Zur Begründung dieses keineswegs solidarischen Brechstangenprinzips muß dabei meist die sagenumnebelte „Globalisierung“ herhalten. Argumentationskette: Sind die betrieblichen Sozialabgaben zu hoch, wandert die Wirtschaft ins Ausland ab, wo es sich vortrefflich billiger produzieren läßt. Wie man es besser haben könnte, soll das Beispiel Amerika zeigen: Da greift die Deregulierung angeblich vortrefflich. Kaum seien die Sozialausgaben gekappt, entstünden haufenweise neue Arbeitsplätze. Daß so mancher US-Bürger nur mit zwei bis drei solcher Billigjobs über die Runden kommt, wird dabei nicht erwähnt. Und daß alleinerziehende Mütter, Alte und Kranke einen solchen Kraftakt nicht leisten können, erst recht nicht.
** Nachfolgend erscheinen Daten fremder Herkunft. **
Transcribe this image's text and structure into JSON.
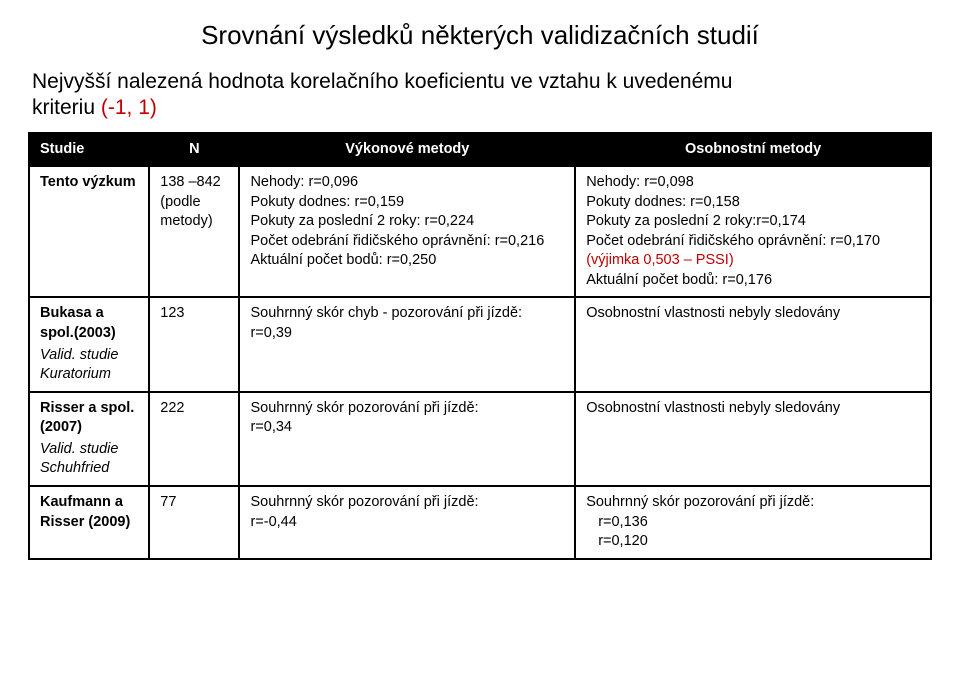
{
  "title": "Srovnání výsledků některých validizačních studií",
  "subtitle_line1": "Nejvyšší nalezená hodnota korelačního koeficientu ve vztahu k uvedenému",
  "subtitle_line2_black": "kriteriu ",
  "subtitle_line2_red": "(-1, 1)",
  "headers": {
    "study": "Studie",
    "n": "N",
    "perf": "Výkonové metody",
    "pers": "Osobnostní metody"
  },
  "rows": [
    {
      "study_bold": "Tento výzkum",
      "study_italic": "",
      "n": "138 –842 (podle metody)",
      "perf": [
        "Nehody: r=0,096",
        "Pokuty dodnes: r=0,159",
        "Pokuty za poslední 2 roky: r=0,224",
        "Počet odebrání řidičského oprávnění: r=0,216",
        "Aktuální počet bodů: r=0,250"
      ],
      "pers": [
        "Nehody: r=0,098",
        "Pokuty dodnes: r=0,158",
        "Pokuty za poslední 2 roky:r=0,174",
        {
          "text": "Počet odebrání řidičského oprávnění: r=0,170 ",
          "red": "(výjimka 0,503 – PSSI)"
        },
        "Aktuální počet bodů: r=0,176"
      ]
    },
    {
      "study_bold": "Bukasa a spol.(2003)",
      "study_italic": "Valid. studie Kuratorium",
      "n": "123",
      "perf": [
        "Souhrnný skór chyb - pozorování při jízdě: r=0,39"
      ],
      "pers": [
        "Osobnostní vlastnosti nebyly sledovány"
      ]
    },
    {
      "study_bold": "Risser a spol.(2007)",
      "study_italic": "Valid. studie Schuhfried",
      "n": "222",
      "perf": [
        "Souhrnný skór pozorování při jízdě:",
        "r=0,34"
      ],
      "pers": [
        "Osobnostní vlastnosti nebyly sledovány"
      ]
    },
    {
      "study_bold": "Kaufmann a Risser (2009)",
      "study_italic": "",
      "n": "77",
      "perf": [
        "Souhrnný skór pozorování při jízdě:",
        "r=-0,44"
      ],
      "pers": [
        "Souhrnný skór pozorování při jízdě:",
        {
          "indent": "r=0,136"
        },
        {
          "indent": "r=0,120"
        }
      ]
    }
  ]
}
Daß die Politik ihre lenkende und regulierende Funktion im Wirtschaftsbereich aufgibt und durch vielfältige Zwangs- und Kontrollmechanismen im Sozialbereich ersetzt, fällt vielen nicht auf. So mancher Entscheidungsträger strebt jedoch genau dies an. Der bundesrepublikanische Staat, der früher zumindest begrenzt für Ausgleich zwischen Gewinnern und Verlierern in der Marktwirtschaft sorgte, stellt sich damit mehr und mehr in den Dienst der mächtigen und reichen Teilhaber der Gesellschaft. Andere Bevölkerungsteile fallen dabei zwangsläufig unter den Tisch. Ob das der Weisheit letzter Schluß ist, muß doch stark bezweifelt werden.